As mentioned in my previous TR, I was reasonably sure that Friday at Lenzerheide was going to be the one and only day on this trip with full sunshine, and that unfortunately turned out to be the case. Northeastern Switzerland's mammoth storm cycle continued through the last three days of my visit. As Weather to Ski's Fraser Wilkin wrote:
Sunday: Yet more snow has fallen across many northern parts of the Alps in the last 24 hours. The heaviest falls have been in the northeastern Swiss Alps where 20-40cm has fallen quite widely, with as much as 60cm (2 feet) of new snow very locally in some resorts to the east of Zurich. Monday: Snow conditions across the northern Alps are simply incredible right now with masses of fresh snow even to low levels. It is difficult to highlight any particular area, but it is probably the smaller resorts of the northeastern Swiss Alps (e.g. Amden, Flumserberg, Mythen) that have seen the most snowfall, with 1 meter (3+ feet) or more of new snow in the last few days.
On that note: we Americans (at least those who post on ski forums) generally have no issues going skiing in the midst of serious snowstorms because the majority of our lift-served mountains east and west have trees even to high elevation that help you through tough visibility. This is not necessarily the case in the Alps, where so many ski areas are mostly above treeline and during serious weather you're often brailling your way downhill through a thick cloud bank. That in a nutshell was Saturday at Pizol, a beautiful ski area an hour east of Zurich right alongside a major autobahn (kinda the equivalent of an I-70 resort in Colorado), which normally looks like this; however, I spent much of five hours there staring five feet ahead of me trying to get my bearings and fighting vertigo:
Of course, there were trees on the lower mountain, where I had a bunch of great thigh-deep runs, but I really should've chosen a lower-elevation ski area completely in the trees. The storm continued through the night and early Sunday morning Toggenburg's website reported 70cm/28 inches of new precip, so that sealed it for me. My car at 7 am conveniently lit by the snowplow out of frame to the right:
The drive down to the valley from my hotel in Amden just above the Walensee, a beautiful fjord-like lake:
Toggenburg was only 12 miles as the crow flies from my hotel, but getting there required a circuitous drive of almost an hour. I arrived around 9:30 to one of the three base areas, Unterwasser, featuring an old-school funicular:
Stretching three miles wide with 4,100 vertical feet, Toggenburg has trees 2/3 of the way up the mountain and is crowned by some incredible rock formations. The three terrain sections are connected but require a bit of poling and/or skating in places, not optimal for boarders.

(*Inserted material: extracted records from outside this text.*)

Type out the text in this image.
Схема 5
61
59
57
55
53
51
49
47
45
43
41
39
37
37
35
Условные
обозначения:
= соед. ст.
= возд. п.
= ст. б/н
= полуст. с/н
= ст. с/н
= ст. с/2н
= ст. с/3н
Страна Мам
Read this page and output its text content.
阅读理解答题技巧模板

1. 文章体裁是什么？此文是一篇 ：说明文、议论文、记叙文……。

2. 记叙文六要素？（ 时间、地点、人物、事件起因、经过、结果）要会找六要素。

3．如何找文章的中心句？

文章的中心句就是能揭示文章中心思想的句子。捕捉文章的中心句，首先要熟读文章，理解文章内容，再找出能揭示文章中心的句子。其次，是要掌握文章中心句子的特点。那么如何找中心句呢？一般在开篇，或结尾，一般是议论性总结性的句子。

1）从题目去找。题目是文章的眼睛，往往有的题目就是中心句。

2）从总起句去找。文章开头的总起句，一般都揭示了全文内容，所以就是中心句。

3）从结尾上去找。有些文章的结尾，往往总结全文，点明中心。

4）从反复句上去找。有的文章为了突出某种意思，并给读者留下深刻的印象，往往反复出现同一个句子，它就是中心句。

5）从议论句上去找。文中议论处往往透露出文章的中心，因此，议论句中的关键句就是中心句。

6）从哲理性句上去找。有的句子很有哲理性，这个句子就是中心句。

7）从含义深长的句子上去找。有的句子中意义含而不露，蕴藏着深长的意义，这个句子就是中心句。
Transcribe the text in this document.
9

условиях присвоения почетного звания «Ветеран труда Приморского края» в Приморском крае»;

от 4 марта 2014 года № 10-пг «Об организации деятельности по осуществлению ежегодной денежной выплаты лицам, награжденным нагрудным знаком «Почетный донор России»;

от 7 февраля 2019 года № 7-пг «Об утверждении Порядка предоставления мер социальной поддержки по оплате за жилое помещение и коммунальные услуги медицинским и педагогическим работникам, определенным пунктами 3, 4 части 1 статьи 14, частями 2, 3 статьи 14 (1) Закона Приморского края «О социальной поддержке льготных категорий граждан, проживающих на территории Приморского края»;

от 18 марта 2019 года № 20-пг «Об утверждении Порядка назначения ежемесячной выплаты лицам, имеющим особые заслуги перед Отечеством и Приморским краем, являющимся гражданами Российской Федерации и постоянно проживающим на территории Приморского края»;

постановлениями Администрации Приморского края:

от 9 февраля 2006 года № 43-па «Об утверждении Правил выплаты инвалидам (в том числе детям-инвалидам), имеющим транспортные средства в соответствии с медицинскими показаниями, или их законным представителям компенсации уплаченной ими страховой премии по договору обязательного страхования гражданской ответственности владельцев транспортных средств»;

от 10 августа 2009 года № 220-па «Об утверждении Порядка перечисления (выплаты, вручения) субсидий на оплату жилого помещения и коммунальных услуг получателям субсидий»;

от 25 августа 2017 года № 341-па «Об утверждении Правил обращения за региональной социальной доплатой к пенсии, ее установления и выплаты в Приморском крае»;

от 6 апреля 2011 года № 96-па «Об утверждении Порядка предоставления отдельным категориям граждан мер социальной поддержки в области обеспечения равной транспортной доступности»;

It snowed through the early afternoon. While conditions were fantastic, it was a drag to realise that I wouldn't be enjoying the incredible views I'd seen in dozens of trip reports, like this and this. The top of the mountain was socked in so they weren't operating the cable car to the Chäserrugg peak in the middle; however, there was a platter lift to Gamserugg on the looker's left:
Upper mountain, much more impressive in person:
Digging trenches in the offpiste:
Little kid skis off the trail and face plants. Dad ain't helping him out of it.
A guy enjoying powdery turns alongside a groomer:
Heading into the woods:
As you're aware, a clause in my contract with NY Ski Blog compels me to post photos of teleskiers (especially when they're women) whenever available -- here are a couple on the lower mountain:
Stopping for lunch at the Stöfeli restaurant -- looks like a mountain hideout during WWII: the Big One.
Early afternoon, visibility got better for maybe an hour:
Lots of snow right down to the valley:
So there you go: Toggenburg on a snowy day. Very impressive, I'll be back in the region in mid-March with my wife when we'll hopefully ski it in the sun.